Hacker News

Python Tooling at Scale: LlamaIndex’s Monorepo Overhaul

by cheesyFishon 5/21/2025, 5:20:30 PM with 5 comments

by lyjackalon 5/21/2025, 6:22:49 PM
I recently did something similar. Using uv workspaces, I used the uv CLI's dependency graph to analyze the dependency tree then conditionally trigger CI workflows for affected projects. I wish there was a better way to access the uv dependency worktree other than parsing the `tree` like output
by tuanacelikon 5/21/2025, 7:11:07 PM
So just to let me get this straight: Does this new setup aim to make it easier to contribute to llamaindex submodules specifically?
by codethiefon 5/25/2025, 1:53:15 AM
I find it quite astonishing there is no go-to build system / task runner yet for handling small to medium-sized monorepos across ecosystems.
I want a tool that
- allows me to define tasks with inputs (+ secrets) and outputs.

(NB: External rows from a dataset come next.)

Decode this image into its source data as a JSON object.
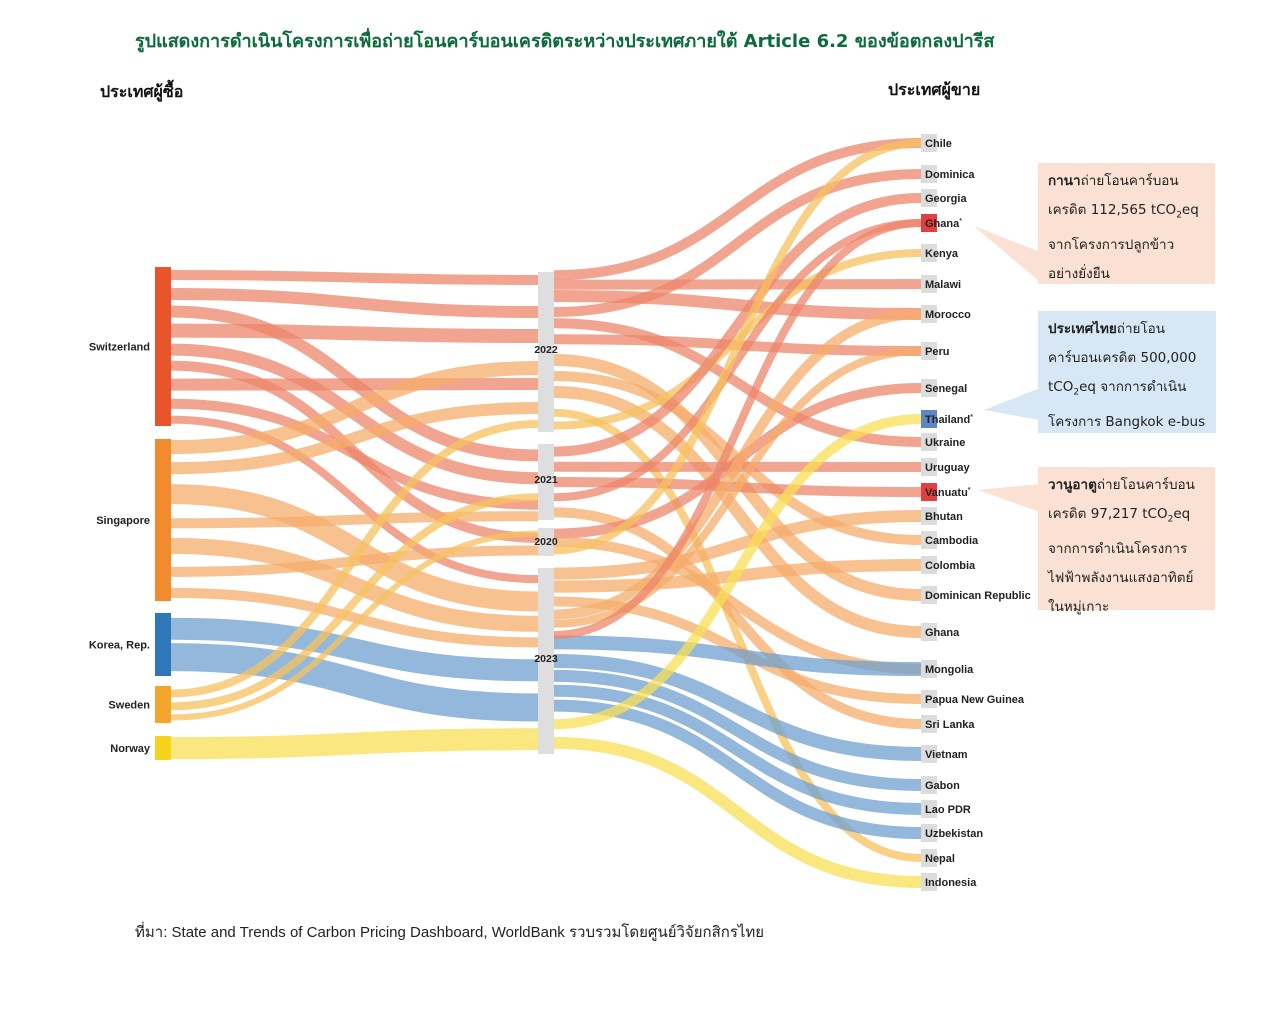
{
  "title": "รูปแสดงการดำเนินโครงการเพื่อถ่ายโอนคาร์บอนเครดิตระหว่างประเทศภายใต้ Article 6.2 ของข้อตกลงปารีส",
  "left_header": "ประเทศผู้ซื้อ",
  "right_header": "ประเทศผู้ขาย",
  "source": "ที่มา:  State and Trends of Carbon Pricing Dashboard, WorldBank รวบรวมโดยศูนย์วิจัยกสิกรไทย",
  "buyers": [
    {
      "name": "Switzerland",
      "color": "#e8552b"
    },
    {
      "name": "Singapore",
      "color": "#f28a2e"
    },
    {
      "name": "Korea, Rep.",
      "color": "#2f78b7"
    },
    {
      "name": "Sweden",
      "color": "#f2a72a"
    },
    {
      "name": "Norway",
      "color": "#f6d31a"
    }
  ],
  "years": [
    "2022",
    "2021",
    "2020",
    "2023"
  ],
  "sellers": [
    {
      "name": "Chile"
    },
    {
      "name": "Dominica"
    },
    {
      "name": "Georgia"
    },
    {
      "name": "Ghana",
      "mark": "*",
      "color": "#e04040"
    },
    {
      "name": "Kenya"
    },
    {
      "name": "Malawi"
    },
    {
      "name": "Morocco"
    },
    {
      "name": "Peru"
    },
    {
      "name": "Senegal"
    },
    {
      "name": "Thailand",
      "mark": "*",
      "color": "#5f86c4"
    },
    {
      "name": "Ukraine"
    },
    {
      "name": "Uruguay"
    },
    {
      "name": "Vanuatu",
      "mark": "*",
      "color": "#e04040"
    },
    {
      "name": "Bhutan"
    },
    {
      "name": "Cambodia"
    },
    {
      "name": "Colombia"
    },
    {
      "name": "Dominican Republic"
    },
    {
      "name": "Ghana"
    },
    {
      "name": "Mongolia"
    },
    {
      "name": "Papua New Guinea"
    },
    {
      "name": "Sri Lanka"
    },
    {
      "name": "Vietnam"
    },
    {
      "name": "Gabon"
    },
    {
      "name": "Lao PDR"
    },
    {
      "name": "Uzbekistan"
    },
    {
      "name": "Nepal"
    },
    {
      "name": "Indonesia"
    }
  ],
  "callouts": [
    {
      "lines": [
        [
          "กานา",
          "ถ่ายโอนคาร์บอน"
        ],
        [
          "",
          "เครดิต 112,565 tCO",
          "2",
          "eq"
        ],
        [
          "",
          "จากโครงการปลูกข้าว"
        ],
        [
          "",
          "อย่างยั่งยืน"
        ]
      ],
      "bg": "#fbe1d3"
    },
    {
      "lines": [
        [
          "ประเทศไทย",
          "ถ่ายโอน"
        ],
        [
          "",
          "คาร์บอนเครดิต 500,000"
        ],
        [
          "",
          "tCO",
          "2",
          "eq จากการดำเนิน"
        ],
        [
          "",
          "โครงการ Bangkok e-bus"
        ]
      ],
      "bg": "#d7e7f5"
    },
    {
      "lines": [
        [
          "วานูอาตู",
          "ถ่ายโอนคาร์บอน"
        ],
        [
          "",
          "เครดิต 97,217 tCO",
          "2",
          "eq"
        ],
        [
          "",
          "จากการดำเนินโครงการ"
        ],
        [
          "",
          "ไฟฟ้าพลังงานแสงอาทิตย์"
        ],
        [
          "",
          "ในหมู่เกาะ"
        ]
      ],
      "bg": "#fbe1d3"
    }
  ]
}
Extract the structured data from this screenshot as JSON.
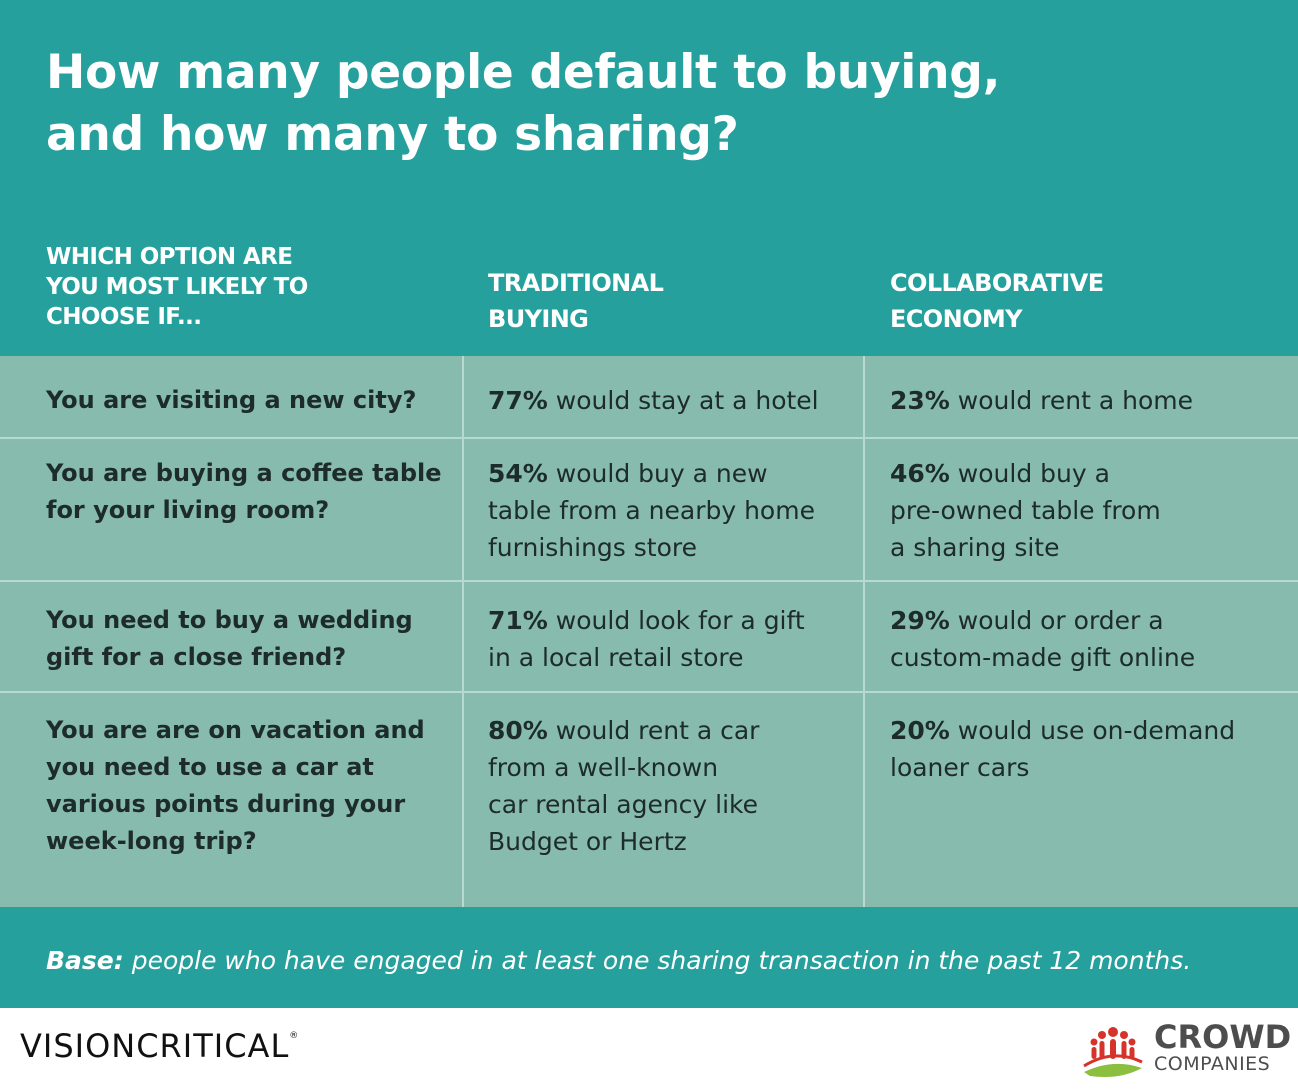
{
  "chart_data": {
    "type": "table",
    "title": [
      "How many people default to buying,",
      "and how many to sharing?"
    ],
    "columns": [
      [
        "WHICH OPTION ARE",
        "YOU MOST LIKELY TO",
        "CHOOSE IF..."
      ],
      [
        "TRADITIONAL",
        "BUYING"
      ],
      [
        "COLLABORATIVE",
        "ECONOMY"
      ]
    ],
    "rows": [
      {
        "question": [
          "You are visiting a new city?"
        ],
        "traditional": {
          "pct": "77%",
          "lines": [
            " would stay at a hotel"
          ]
        },
        "collaborative": {
          "pct": "23%",
          "lines": [
            " would rent a home"
          ]
        }
      },
      {
        "question": [
          "You are buying a coffee table",
          "for your living room?"
        ],
        "traditional": {
          "pct": "54%",
          "lines": [
            " would buy a new",
            "table from a nearby home",
            "furnishings store"
          ]
        },
        "collaborative": {
          "pct": "46%",
          "lines": [
            " would buy a",
            "pre-owned table from",
            "a sharing site"
          ]
        }
      },
      {
        "question": [
          "You need to buy a wedding",
          "gift for a close friend?"
        ],
        "traditional": {
          "pct": "71%",
          "lines": [
            " would look for a gift",
            "in a local retail store"
          ]
        },
        "collaborative": {
          "pct": "29%",
          "lines": [
            " would or order a",
            "custom-made gift online"
          ]
        }
      },
      {
        "question": [
          "You are are on vacation and",
          "you need to use a car at",
          "various points during your",
          "week-long trip?"
        ],
        "traditional": {
          "pct": "80%",
          "lines": [
            " would rent a car",
            "from a well-known",
            "car rental agency like",
            "Budget or Hertz"
          ]
        },
        "collaborative": {
          "pct": "20%",
          "lines": [
            " would use on-demand",
            "loaner cars"
          ]
        }
      }
    ],
    "footnote": {
      "label": "Base:",
      "text": " people who have engaged in at least one sharing transaction in the past 12 months."
    }
  },
  "logos": {
    "left": {
      "text": "VISIONCRITICAL",
      "mark": "®"
    },
    "right": {
      "line1": "CROWD",
      "line2": "COMPANIES",
      "icon": "crowd-people-icon"
    }
  },
  "colors": {
    "panel": "#26a09c",
    "table_body": "#86bbad",
    "divider": "#b7d9d0",
    "body_text": "#1d2b2b",
    "header_text": "#ffffff",
    "logo_red": "#d6332b",
    "logo_green": "#8cbf3f"
  }
}
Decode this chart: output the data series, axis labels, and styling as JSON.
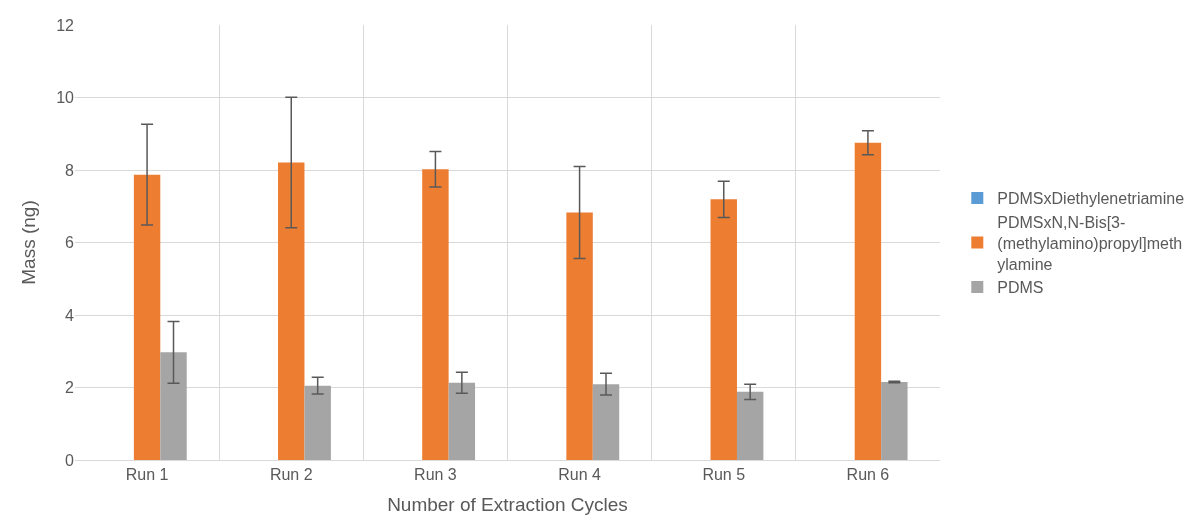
{
  "chart_data": {
    "type": "bar",
    "xlabel": "Number of Extraction Cycles",
    "ylabel": "Mass (ng)",
    "categories": [
      "Run 1",
      "Run 2",
      "Run 3",
      "Run 4",
      "Run 5",
      "Run 6"
    ],
    "series": [
      {
        "name": "PDMSxDiethylenetriamine",
        "color": "#5b9bd5",
        "values": [
          0,
          0,
          0,
          0,
          0,
          0
        ]
      },
      {
        "name": "PDMSxN,N-Bis[3-(methylamino)propyl]methylamine",
        "color": "#ed7d31",
        "values": [
          7.87,
          8.21,
          8.02,
          6.83,
          7.19,
          8.75
        ],
        "errors": [
          1.39,
          1.8,
          0.49,
          1.27,
          0.5,
          0.33
        ]
      },
      {
        "name": "PDMS",
        "color": "#a5a5a5",
        "values": [
          2.97,
          2.05,
          2.13,
          2.09,
          1.88,
          2.15
        ],
        "errors": [
          0.85,
          0.23,
          0.29,
          0.3,
          0.21,
          0.02
        ]
      }
    ],
    "ylim": [
      0,
      12
    ],
    "yticks": [
      0,
      2,
      4,
      6,
      8,
      10,
      12
    ],
    "grid": true,
    "legend": "right"
  }
}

Inputs can be files & folders from the repo, Docker images, build parameters / env vars, outputs from other tasks, … Typical tasks I have in mind are setup/build/test/deploy, which of course will typically depend on one another, thereby forming a pipeline or dependency graph.
- sandboxes/containerizes tasks by default (in particular: no access to repo file system / working copy, env vars, … beyond what's specified as inputs) but does provide easy escape hatches (for deployment pipelines, sharing venv/node_modules between task and working copy / IDE, …),
- by default automatically caches a task's output & logs for a given input, unless I explicitly tell it not to (again, deployment tasks!). Then, when running a task upon the user's request, it automatically figures out the dependency graph and runs only those tasks that have not been cached before. This includes the case of the task definition itself having changed. (Many tools allowing you to define tasks in a full-blown programming language struggle with detecting this reliably.)
- comes with monorepo support, so supports collecting definitions of e.g. the "test" task across subfolders/projects and running them all in parallel (as far as the dependency graph allows),
- is language-/ecosystem-agnostic, so that I can invoke whatever tool or shell script inside a given task.
- provides a sane configuration language (not YAML) – ideally a lightweight functional language that makes side effects very explicit,
- can be run both in CI and locally, without much setup effort. In fact, since the tool should be used as task runner for everything else in the repo, it should be easily bootstrappable after cloning the repo.
- can be integrated somewhat nicely with Github/GitLab/Azure DevOps/… (actually not that easy).
Dagger comes pretty close in terms of general idea but I'm not sure I like it so far.
by SlimIon729on 5/21/2025, 9:32:25 PM
Interesting to see LlamaIndex's journey from Poetry+Pants to uv+LlamaDev for managing their extensive monorepo. The speed improvements and better developer experience with `uv` are compelling. It's a good reminder of how tooling choices evolve with scale.